Pushing Harder Isn’t Enough

When I was coming up in Hapkido, I struggled a great deal when working with opponents bigger and stronger than I was.  I had a lot to prove! I was getting messages from my instructor that women were a group who needed more confidence, a group who underestimated ourselves.  And the most dominant narrative of our practice was self-defense against rape.  It wasn’t just a leg sweep, it was a leg sweep or you’ll die!

And so the frustration of not being able to budge my bigger male partner in even a basic technique was so muuuuuuuch.  I wanted it to work! I wanted to show my fire! I wanted to flow and fight like a Hapkido tiger! But I couldn’t.  It just wouldn’t work.

At worst, I’d be singled out for being “too nice” in front of the whole class.  This just killed me because nice was the farthest thing from my mind.  At best, my kind male partners would offer the advice of, “you just need to push harder.”

Just push harder.

Just twist harder, just pull tighter, just be meaner, just be stronger.

But what if I am already twisting and fighting and pulling as hard as I can? What if I’m already giving it all I’ve got? What if this is as hard as I can go right now? I could work out and become stronger, yes!

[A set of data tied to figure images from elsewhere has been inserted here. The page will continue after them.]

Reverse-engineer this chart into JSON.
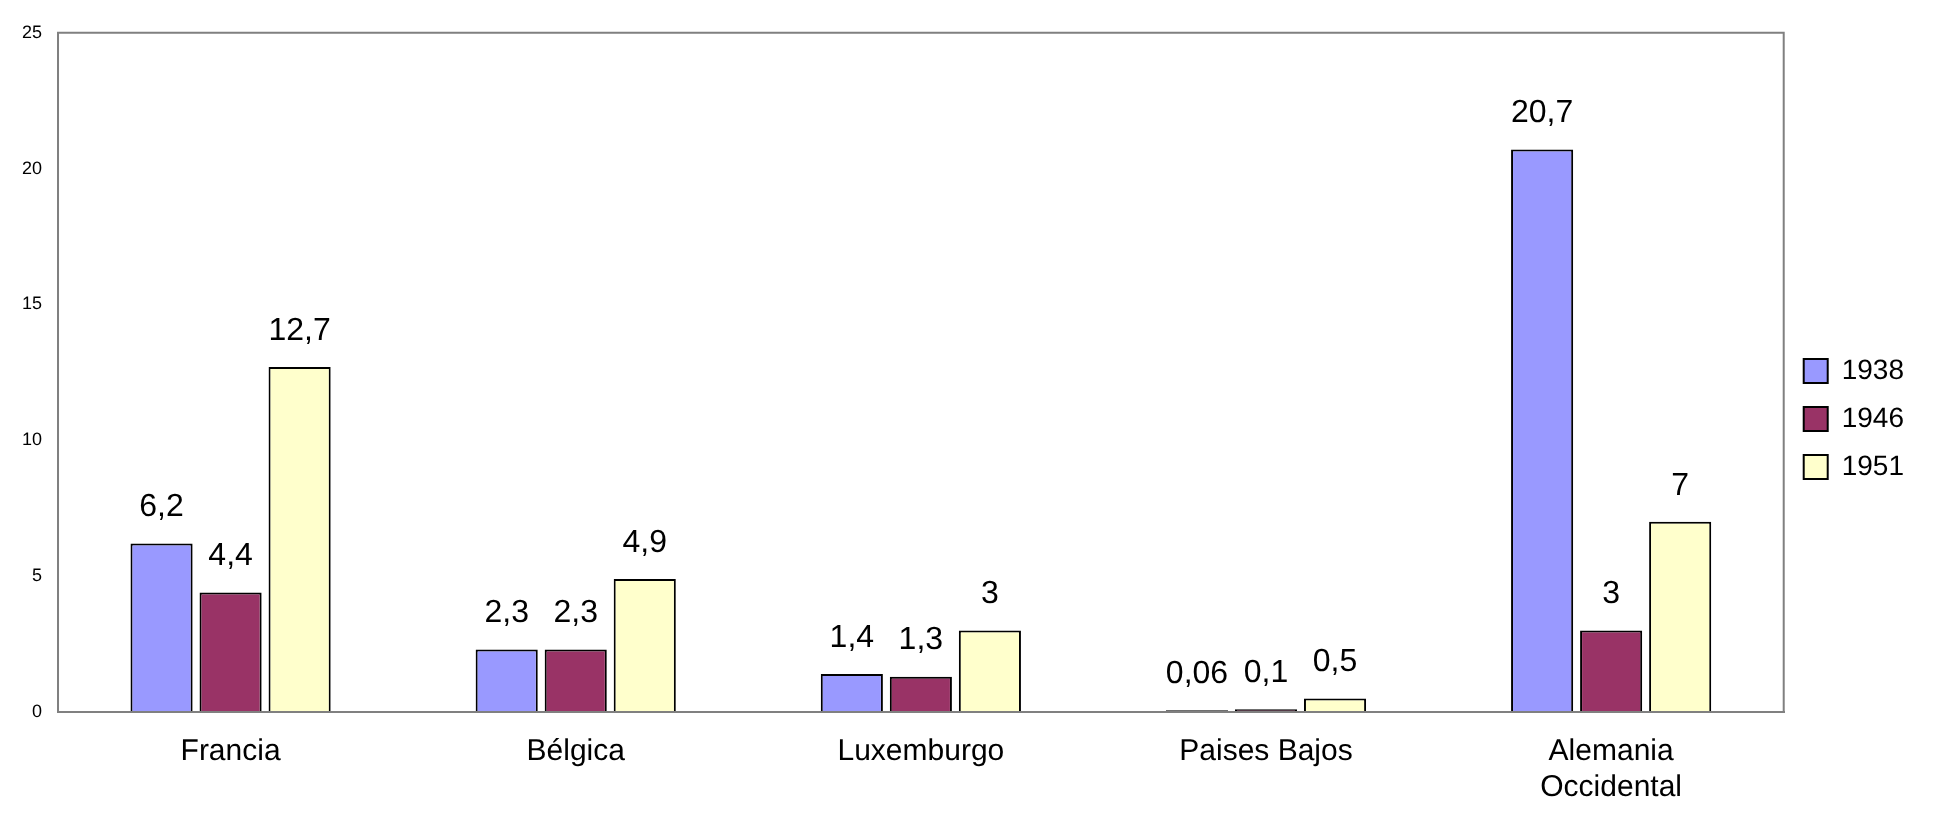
{
  "chart_data": {
    "type": "bar",
    "categories": [
      "Francia",
      "Bélgica",
      "Luxemburgo",
      "Paises Bajos",
      "Alemania\nOccidental"
    ],
    "series": [
      {
        "name": "1938",
        "color": "#9999ff",
        "values": [
          6.2,
          2.3,
          1.4,
          0.06,
          20.7
        ],
        "value_labels": [
          "6,2",
          "2,3",
          "1,4",
          "0,06",
          "20,7"
        ]
      },
      {
        "name": "1946",
        "color": "#993366",
        "values": [
          4.4,
          2.3,
          1.3,
          0.1,
          3
        ],
        "value_labels": [
          "4,4",
          "2,3",
          "1,3",
          "0,1",
          "3"
        ]
      },
      {
        "name": "1951",
        "color": "#ffffcc",
        "values": [
          12.7,
          4.9,
          3,
          0.5,
          7
        ],
        "value_labels": [
          "12,7",
          "4,9",
          "3",
          "0,5",
          "7"
        ]
      }
    ],
    "ylim": [
      0,
      25
    ],
    "yticks": [
      0,
      5,
      10,
      15,
      20,
      25
    ],
    "grid": false,
    "legend": "right"
  }
}
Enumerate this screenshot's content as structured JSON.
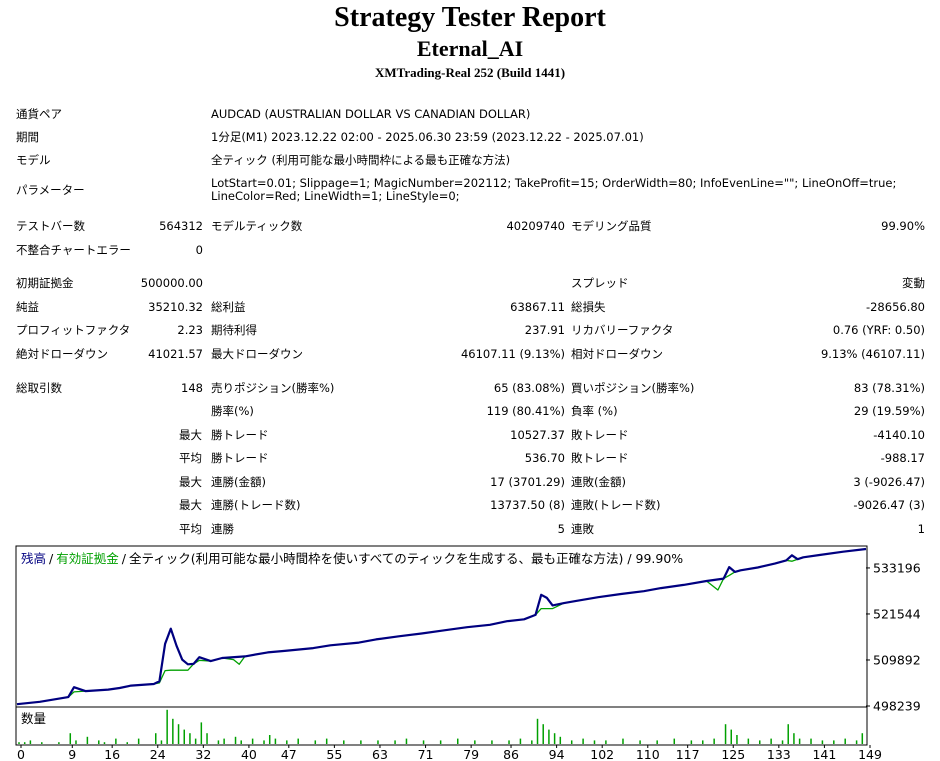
{
  "report": {
    "title": "Strategy Tester Report",
    "ea_name": "Eternal_AI",
    "server": "XMTrading-Real 252 (Build 1441)"
  },
  "settings": {
    "symbol_label": "通貨ペア",
    "symbol": "AUDCAD (AUSTRALIAN DOLLAR VS CANADIAN DOLLAR)",
    "period_label": "期間",
    "period": "1分足(M1) 2023.12.22 02:00 - 2025.06.30 23:59 (2023.12.22 - 2025.07.01)",
    "model_label": "モデル",
    "model": "全ティック (利用可能な最小時間枠による最も正確な方法)",
    "params_label": "パラメーター",
    "params": "LotStart=0.01; Slippage=1; MagicNumber=202112; TakeProfit=15; OrderWidth=80; InfoEvenLine=\"\"; LineOnOff=true; LineColor=Red; LineWidth=1; LineStyle=0;"
  },
  "stats": {
    "bars_label": "テストバー数",
    "bars": "564312",
    "ticks_label": "モデルティック数",
    "ticks": "40209740",
    "quality_label": "モデリング品質",
    "quality": "99.90%",
    "errors_label": "不整合チャートエラー",
    "errors": "0",
    "deposit_label": "初期証拠金",
    "deposit": "500000.00",
    "spread_label": "スプレッド",
    "spread": "変動",
    "net_label": "純益",
    "net": "35210.32",
    "gross_profit_label": "総利益",
    "gross_profit": "63867.11",
    "gross_loss_label": "総損失",
    "gross_loss": "-28656.80",
    "pf_label": "プロフィットファクタ",
    "pf": "2.23",
    "payoff_label": "期待利得",
    "payoff": "237.91",
    "recovery_label": "リカバリーファクタ",
    "recovery": "0.76 (YRF: 0.50)",
    "abs_dd_label": "絶対ドローダウン",
    "abs_dd": "41021.57",
    "max_dd_label": "最大ドローダウン",
    "max_dd": "46107.11 (9.13%)",
    "rel_dd_label": "相対ドローダウン",
    "rel_dd": "9.13% (46107.11)"
  },
  "trades": {
    "total_label": "総取引数",
    "total": "148",
    "short_label": "売りポジション(勝率%)",
    "short": "65 (83.08%)",
    "long_label": "買いポジション(勝率%)",
    "long": "83 (78.31%)",
    "win_rate_label": "勝率(%)",
    "win_rate": "119 (80.41%)",
    "loss_rate_label": "負率 (%)",
    "loss_rate": "29 (19.59%)",
    "max_label": "最大",
    "avg_label": "平均",
    "largest_win_label": "勝トレード",
    "largest_win": "10527.37",
    "largest_loss_label": "敗トレード",
    "largest_loss": "-4140.10",
    "avg_win_label": "勝トレード",
    "avg_win": "536.70",
    "avg_loss_label": "敗トレード",
    "avg_loss": "-988.17",
    "max_cons_wins_label": "連勝(金額)",
    "max_cons_wins": "17 (3701.29)",
    "max_cons_losses_label": "連敗(金額)",
    "max_cons_losses": "3 (-9026.47)",
    "max_cons_profit_label": "連勝(トレード数)",
    "max_cons_profit": "13737.50 (8)",
    "max_cons_loss_label": "連敗(トレード数)",
    "max_cons_loss": "-9026.47 (3)",
    "avg_cons_wins_label": "連勝",
    "avg_cons_wins": "5",
    "avg_cons_losses_label": "連敗",
    "avg_cons_losses": "1"
  },
  "chart_data": {
    "type": "line",
    "legend": {
      "balance": "残高",
      "sep1": "/",
      "equity": "有効証拠金",
      "sep2": "/",
      "desc": "全ティック(利用可能な最小時間枠を使いすべてのティックを生成する、最も正確な方法) / 99.90%"
    },
    "volume_label": "数量",
    "colors": {
      "balance": "#000080",
      "equity": "#00a000",
      "volume": "#00a000"
    },
    "ylim": [
      498239,
      538500
    ],
    "y_ticks": [
      "533196",
      "521544",
      "509892",
      "498239"
    ],
    "xlim": [
      0,
      149
    ],
    "x_ticks": [
      "0",
      "9",
      "16",
      "24",
      "32",
      "40",
      "47",
      "55",
      "63",
      "71",
      "79",
      "86",
      "94",
      "102",
      "110",
      "117",
      "125",
      "133",
      "141",
      "149"
    ],
    "series": [
      {
        "name": "残高",
        "x": [
          0,
          4,
          9,
          10,
          12,
          16,
          18,
          20,
          24,
          25,
          26,
          27,
          28,
          29,
          30,
          31,
          32,
          34,
          36,
          40,
          44,
          47,
          52,
          55,
          60,
          63,
          67,
          71,
          75,
          79,
          83,
          86,
          89,
          91,
          92,
          93,
          94,
          96,
          98,
          102,
          106,
          110,
          113,
          117,
          121,
          124,
          125,
          126,
          127,
          130,
          133,
          135,
          136,
          137,
          138,
          141,
          145,
          149
        ],
        "y": [
          498700,
          499300,
          500500,
          503000,
          502000,
          502400,
          502800,
          503400,
          503800,
          504500,
          514000,
          517800,
          513500,
          510000,
          508800,
          508900,
          510600,
          509600,
          510400,
          510800,
          511800,
          512200,
          512900,
          513600,
          514300,
          515100,
          515900,
          516600,
          517400,
          518200,
          518800,
          519700,
          520200,
          521300,
          526400,
          525600,
          523700,
          524300,
          524800,
          525800,
          526600,
          527300,
          528100,
          528900,
          529900,
          530500,
          533400,
          532200,
          532600,
          533300,
          534300,
          535100,
          536400,
          535400,
          535900,
          536500,
          537300,
          538000
        ]
      },
      {
        "name": "有効証拠金",
        "x": [
          0,
          4,
          9,
          10,
          12,
          16,
          18,
          20,
          24,
          25,
          26,
          27,
          28,
          29,
          30,
          31,
          32,
          34,
          36,
          38,
          39,
          40,
          44,
          47,
          52,
          55,
          60,
          63,
          67,
          71,
          75,
          79,
          83,
          86,
          89,
          91,
          92,
          93,
          94,
          96,
          98,
          102,
          106,
          110,
          113,
          117,
          121,
          123,
          124,
          125,
          126,
          127,
          130,
          133,
          135,
          136,
          137,
          138,
          141,
          145,
          149
        ],
        "y": [
          498700,
          499300,
          500500,
          501800,
          502000,
          502400,
          502800,
          503400,
          503800,
          504100,
          507200,
          507300,
          507300,
          507300,
          507300,
          508900,
          509800,
          509600,
          510400,
          510000,
          508800,
          510800,
          511800,
          512200,
          512900,
          513600,
          514300,
          515100,
          515900,
          516600,
          517400,
          518200,
          518800,
          519700,
          520200,
          521300,
          522900,
          522900,
          522900,
          524300,
          524800,
          525800,
          526600,
          527300,
          528100,
          528900,
          529900,
          527600,
          530500,
          531300,
          532200,
          532600,
          533300,
          534300,
          535100,
          534900,
          535400,
          535900,
          536500,
          537300,
          538000
        ]
      }
    ],
    "volume": [
      {
        "x": 0,
        "v": 1
      },
      {
        "x": 1,
        "v": 1
      },
      {
        "x": 2,
        "v": 2
      },
      {
        "x": 4,
        "v": 1
      },
      {
        "x": 7,
        "v": 1
      },
      {
        "x": 9,
        "v": 6
      },
      {
        "x": 10,
        "v": 2
      },
      {
        "x": 12,
        "v": 4
      },
      {
        "x": 14,
        "v": 2
      },
      {
        "x": 15,
        "v": 1
      },
      {
        "x": 17,
        "v": 3
      },
      {
        "x": 19,
        "v": 1
      },
      {
        "x": 21,
        "v": 3
      },
      {
        "x": 24,
        "v": 6
      },
      {
        "x": 25,
        "v": 2
      },
      {
        "x": 26,
        "v": 19
      },
      {
        "x": 27,
        "v": 14
      },
      {
        "x": 28,
        "v": 11
      },
      {
        "x": 29,
        "v": 8
      },
      {
        "x": 30,
        "v": 6
      },
      {
        "x": 31,
        "v": 3
      },
      {
        "x": 32,
        "v": 12
      },
      {
        "x": 33,
        "v": 6
      },
      {
        "x": 35,
        "v": 2
      },
      {
        "x": 36,
        "v": 3
      },
      {
        "x": 38,
        "v": 4
      },
      {
        "x": 39,
        "v": 2
      },
      {
        "x": 41,
        "v": 3
      },
      {
        "x": 43,
        "v": 2
      },
      {
        "x": 44,
        "v": 5
      },
      {
        "x": 45,
        "v": 3
      },
      {
        "x": 47,
        "v": 2
      },
      {
        "x": 49,
        "v": 3
      },
      {
        "x": 52,
        "v": 2
      },
      {
        "x": 54,
        "v": 3
      },
      {
        "x": 57,
        "v": 2
      },
      {
        "x": 60,
        "v": 2
      },
      {
        "x": 63,
        "v": 2
      },
      {
        "x": 66,
        "v": 2
      },
      {
        "x": 68,
        "v": 3
      },
      {
        "x": 71,
        "v": 2
      },
      {
        "x": 74,
        "v": 2
      },
      {
        "x": 77,
        "v": 3
      },
      {
        "x": 80,
        "v": 2
      },
      {
        "x": 83,
        "v": 2
      },
      {
        "x": 86,
        "v": 2
      },
      {
        "x": 88,
        "v": 3
      },
      {
        "x": 90,
        "v": 2
      },
      {
        "x": 91,
        "v": 14
      },
      {
        "x": 92,
        "v": 11
      },
      {
        "x": 93,
        "v": 8
      },
      {
        "x": 94,
        "v": 6
      },
      {
        "x": 95,
        "v": 4
      },
      {
        "x": 97,
        "v": 2
      },
      {
        "x": 99,
        "v": 3
      },
      {
        "x": 101,
        "v": 2
      },
      {
        "x": 103,
        "v": 2
      },
      {
        "x": 106,
        "v": 3
      },
      {
        "x": 109,
        "v": 2
      },
      {
        "x": 112,
        "v": 2
      },
      {
        "x": 115,
        "v": 3
      },
      {
        "x": 118,
        "v": 2
      },
      {
        "x": 120,
        "v": 2
      },
      {
        "x": 122,
        "v": 3
      },
      {
        "x": 124,
        "v": 11
      },
      {
        "x": 125,
        "v": 8
      },
      {
        "x": 126,
        "v": 5
      },
      {
        "x": 128,
        "v": 3
      },
      {
        "x": 130,
        "v": 2
      },
      {
        "x": 132,
        "v": 3
      },
      {
        "x": 134,
        "v": 2
      },
      {
        "x": 135,
        "v": 11
      },
      {
        "x": 136,
        "v": 6
      },
      {
        "x": 137,
        "v": 3
      },
      {
        "x": 139,
        "v": 3
      },
      {
        "x": 141,
        "v": 2
      },
      {
        "x": 143,
        "v": 2
      },
      {
        "x": 145,
        "v": 3
      },
      {
        "x": 147,
        "v": 2
      },
      {
        "x": 148,
        "v": 6
      }
    ],
    "volume_max": 20
  }
}
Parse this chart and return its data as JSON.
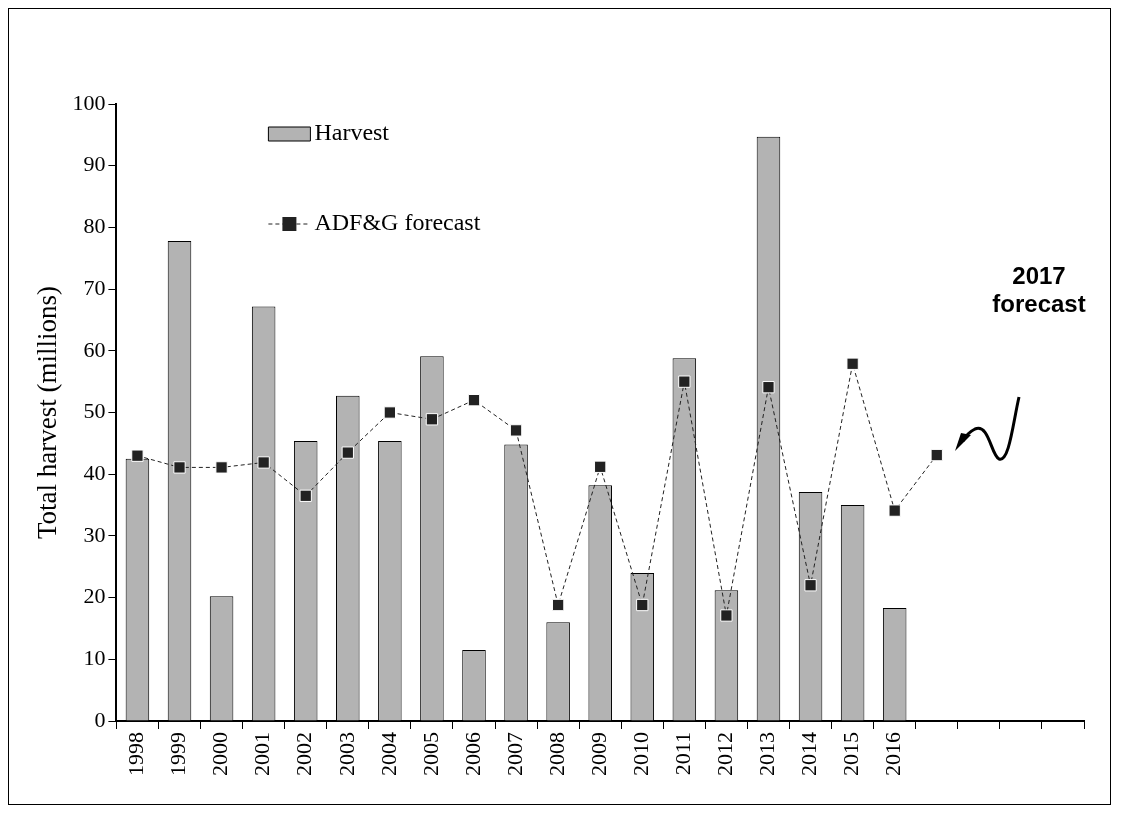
{
  "chart_data": {
    "type": "bar",
    "ylabel": "Total harvest (millions)",
    "categories": [
      "1998",
      "1999",
      "2000",
      "2001",
      "2002",
      "2003",
      "2004",
      "2005",
      "2006",
      "2007",
      "2008",
      "2009",
      "2010",
      "2011",
      "2012",
      "2013",
      "2014",
      "2015",
      "2016",
      null,
      null,
      null,
      null
    ],
    "series": [
      {
        "name": "Harvest",
        "color": "#b3b3b3",
        "values": [
          42.5,
          77.8,
          20.2,
          67.2,
          45.4,
          52.7,
          45.4,
          59.1,
          11.5,
          44.8,
          16.0,
          38.2,
          24.0,
          58.8,
          21.2,
          94.7,
          37.1,
          35.0,
          18.3,
          null,
          null,
          null,
          null
        ]
      },
      {
        "name": "ADF&G forecast",
        "type": "line",
        "color": "#222222",
        "marker": "square",
        "line_style": "dashed",
        "values": [
          43.0,
          41.1,
          41.1,
          41.9,
          36.5,
          43.5,
          50.0,
          48.9,
          52.0,
          47.1,
          18.8,
          41.2,
          18.8,
          55.0,
          17.1,
          54.1,
          22.0,
          57.9,
          34.1,
          43.1,
          null,
          null,
          null
        ]
      }
    ],
    "ylim": [
      0,
      100
    ],
    "yticks": [
      0,
      10,
      20,
      30,
      40,
      50,
      60,
      70,
      80,
      90,
      100
    ],
    "grid": false,
    "legend": "top left",
    "annotations": [
      "2017 forecast"
    ]
  }
}
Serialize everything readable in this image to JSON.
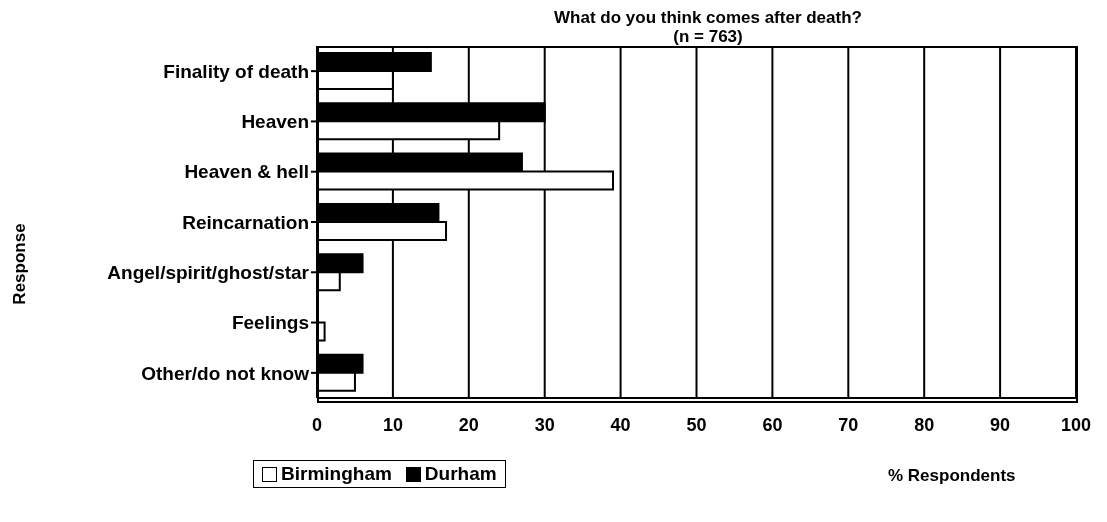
{
  "chart_data": {
    "type": "bar",
    "orientation": "horizontal",
    "title": "What do you think comes after death?",
    "subtitle": "(n = 763)",
    "xlabel": "% Respondents",
    "ylabel": "Response",
    "categories": [
      "Finality of death",
      "Heaven",
      "Heaven & hell",
      "Reincarnation",
      "Angel/spirit/ghost/star",
      "Feelings",
      "Other/do not know"
    ],
    "series": [
      {
        "name": "Birmingham",
        "color": "#ffffff",
        "values": [
          10,
          24,
          39,
          17,
          3,
          1,
          5
        ]
      },
      {
        "name": "Durham",
        "color": "#000000",
        "values": [
          15,
          30,
          27,
          16,
          6,
          0,
          6
        ]
      }
    ],
    "xlim": [
      0,
      100
    ],
    "xticks": [
      0,
      10,
      20,
      30,
      40,
      50,
      60,
      70,
      80,
      90,
      100
    ],
    "grid": "x",
    "legend": "bottom left"
  }
}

But I’ll never be stronger than everyone.  There will always be someone bigger.  Someone meaner.

The Path of Non-Resistance

Even though people were telling me to do it harder, Hapkido was showing me something different.  When I watched my favorite upper rank do things, they weren’t doing it hard. I could see their relaxation.  And the principles of Hapkido are these:

  • Circular Motion
  • The Water Principle
  • Non-Resistance

I searched hard in those principles for Push Harder.  It’s nowhere to be found in circular motion.  And water – it does not push harder, it is steady and continuous moving around and never wavering.  Perhaps fighting might with might could be found in the principle of Non-Resistance? Clearly not.

So despite what I was being told, I began to realize that success would not be found in pushing harder.  It wasn’t until one day after practice that I asked the right person at the right time.

“You’re Too Nice”

Is what he said to me.  But I said, no.   Everyone told me I was too nice (like it was a bad thing).  Everyone is telling me to push harder and be meaner, but I know that isn’t right. I know that’s not Hapkido.  How can I do these techniques without being stronger?  And then he understood my question, the question that had existed in all of my work since my first day, a question really that we should all always be asking in Hapkido.

And so instead of telling me to push harder, he began showing me what felt like little secrets.  Tiny locks to add to a basic grip against the big and stiff.  Sneaky pokes and points to motivate the uncooperative into movement.  New angles of attack.  Times when my short stature and low center of gravity became my greatest advantage.


After that day, things started getting better.  I couldn’t apply everything perfectly right away, but seemed to light up new pathways and give me more options.  Instead of beating incessantly at a door that would never budge, I could investigate other ways to get to where I was going.

And now? No one cares if I’m nice or mean.  I just do, and I do my best.  And even though working with larger partners is still the greatest challenge to my technique, I have no reason to worry.  I have it in myself, Hapkido has it in its principles the solution.  And I have so many more places to look.


These days I advise my lower-ranking partners from time to time: “If anyone tells you to just do it harder, or that you’re too nice? You come to me.”